The Republicans are absolutely right about one thing. Efficiency standards do raise the price of vehicles, equipment and buildings. But that modest increase in the purchase price is far offset by the dramatic savings in fuel and utility bills.

Vehicle-efficiency standards helped cut U.S. oil consumption by about 20 percent. The regulation saved automobile owners $40 billion just from 1976 to 1986. With refrigerators, the federal government in 1989 ordered a further 25 percent reduction in energy use by 1992. That government action will result in Americans paying $31 billion more for refrigerators. But we will save $76 billion running them.

From 1973 to 1990, the economy expanded by 46 percent while energy use rose by only 8 percent. Federal regulations cannot take all credit for all of this improvement but they certainly played an important role.

Republicans argue that efficiencies went up because energy prices went up.

That may explain efficiency improvements when energy prices were rising in the 1970s and early 1980s. But conservatives are hard-pressed to explain why efficiencies continued to improve after fuel prices began to drop after 1983. Energy prices in 1994 are nearly as low in real terms as they were back in 1973, yet the energy efficiency of appliances continues to rise.

Republicans tried to make Americans cynical about federal intervention by arguing that Washington's meddling encouraged manufacturers to build smaller and more dangerous cars. A Department of Energy analysis presents the facts: ''Efficient packaging, better fuel injection and other technologies accounted for 86 percent of the 100 percent fuel-economy improvement between 1974 and 1991.'' Less than 2 percent came from reducing the size of cars.

A few days ago environmentalists and appliance manufacturers reached an agreement on a new federal rule that, by 1998, will improve the energy efficiency of refrigerators another 30 percent. Meanwhile, other rules will soon be proposed that raise the minimum efficiency levels of electric and gas water heaters, room air conditioners, cooking ranges and televisions.

This is government at its finest -- developing the rules that continuously challenge our engineers, architects, designers, manufacturers and builders to do better.
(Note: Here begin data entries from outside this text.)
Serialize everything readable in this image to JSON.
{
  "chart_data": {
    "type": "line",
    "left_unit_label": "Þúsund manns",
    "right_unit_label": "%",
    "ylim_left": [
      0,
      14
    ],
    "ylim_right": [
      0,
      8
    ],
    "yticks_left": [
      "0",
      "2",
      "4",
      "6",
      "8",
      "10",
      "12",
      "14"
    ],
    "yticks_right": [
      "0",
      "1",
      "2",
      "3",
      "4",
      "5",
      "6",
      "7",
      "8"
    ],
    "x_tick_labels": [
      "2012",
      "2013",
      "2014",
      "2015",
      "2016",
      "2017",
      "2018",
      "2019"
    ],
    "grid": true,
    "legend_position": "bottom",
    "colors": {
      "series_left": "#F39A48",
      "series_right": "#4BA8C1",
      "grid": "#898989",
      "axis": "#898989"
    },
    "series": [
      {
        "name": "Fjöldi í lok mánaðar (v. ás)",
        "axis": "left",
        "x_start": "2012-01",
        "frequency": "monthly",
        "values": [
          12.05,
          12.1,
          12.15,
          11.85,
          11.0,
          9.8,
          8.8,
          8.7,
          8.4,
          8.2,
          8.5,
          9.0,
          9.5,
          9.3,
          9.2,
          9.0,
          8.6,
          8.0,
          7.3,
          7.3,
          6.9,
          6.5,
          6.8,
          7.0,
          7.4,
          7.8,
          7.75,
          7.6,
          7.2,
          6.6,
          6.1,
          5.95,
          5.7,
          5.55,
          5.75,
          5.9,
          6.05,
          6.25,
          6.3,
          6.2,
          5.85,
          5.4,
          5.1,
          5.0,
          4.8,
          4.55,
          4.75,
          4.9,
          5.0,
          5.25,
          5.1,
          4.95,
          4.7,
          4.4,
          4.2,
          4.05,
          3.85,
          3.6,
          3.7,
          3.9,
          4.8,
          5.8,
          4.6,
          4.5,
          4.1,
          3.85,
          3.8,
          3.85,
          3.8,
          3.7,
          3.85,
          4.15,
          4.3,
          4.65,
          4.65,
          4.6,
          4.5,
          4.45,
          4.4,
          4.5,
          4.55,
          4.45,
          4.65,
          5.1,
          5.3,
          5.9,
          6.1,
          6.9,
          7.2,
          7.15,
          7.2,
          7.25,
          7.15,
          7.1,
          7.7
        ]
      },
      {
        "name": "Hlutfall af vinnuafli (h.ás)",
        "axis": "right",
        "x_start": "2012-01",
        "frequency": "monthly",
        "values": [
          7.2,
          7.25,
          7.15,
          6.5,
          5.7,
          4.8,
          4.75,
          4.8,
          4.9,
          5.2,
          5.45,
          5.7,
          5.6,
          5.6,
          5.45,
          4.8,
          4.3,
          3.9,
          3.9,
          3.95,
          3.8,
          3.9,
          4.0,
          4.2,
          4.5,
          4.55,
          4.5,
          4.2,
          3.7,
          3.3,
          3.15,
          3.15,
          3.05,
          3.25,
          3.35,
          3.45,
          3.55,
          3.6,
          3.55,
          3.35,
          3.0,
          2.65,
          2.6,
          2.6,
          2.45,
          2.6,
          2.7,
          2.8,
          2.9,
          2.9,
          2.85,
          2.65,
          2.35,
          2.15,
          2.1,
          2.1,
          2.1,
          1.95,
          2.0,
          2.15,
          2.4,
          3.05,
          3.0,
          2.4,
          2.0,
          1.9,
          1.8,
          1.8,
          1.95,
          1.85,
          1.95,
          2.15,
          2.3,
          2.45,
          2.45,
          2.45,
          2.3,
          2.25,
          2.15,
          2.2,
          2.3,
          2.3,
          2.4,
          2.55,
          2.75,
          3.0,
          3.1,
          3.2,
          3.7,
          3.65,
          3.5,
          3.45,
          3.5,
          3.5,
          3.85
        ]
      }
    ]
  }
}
That is the kind of government Democrats should propose and defend.

Republicans want us to believe that whenever we act as a people, whenever we act collectively, disaster strikes. The history of energy-efficiency standards proves them wrong. The next time you open your refrigerator, or pay your heating bill, or start up your car, think about that.

David Morris is a columnist for the St. Paul Pioneer Press.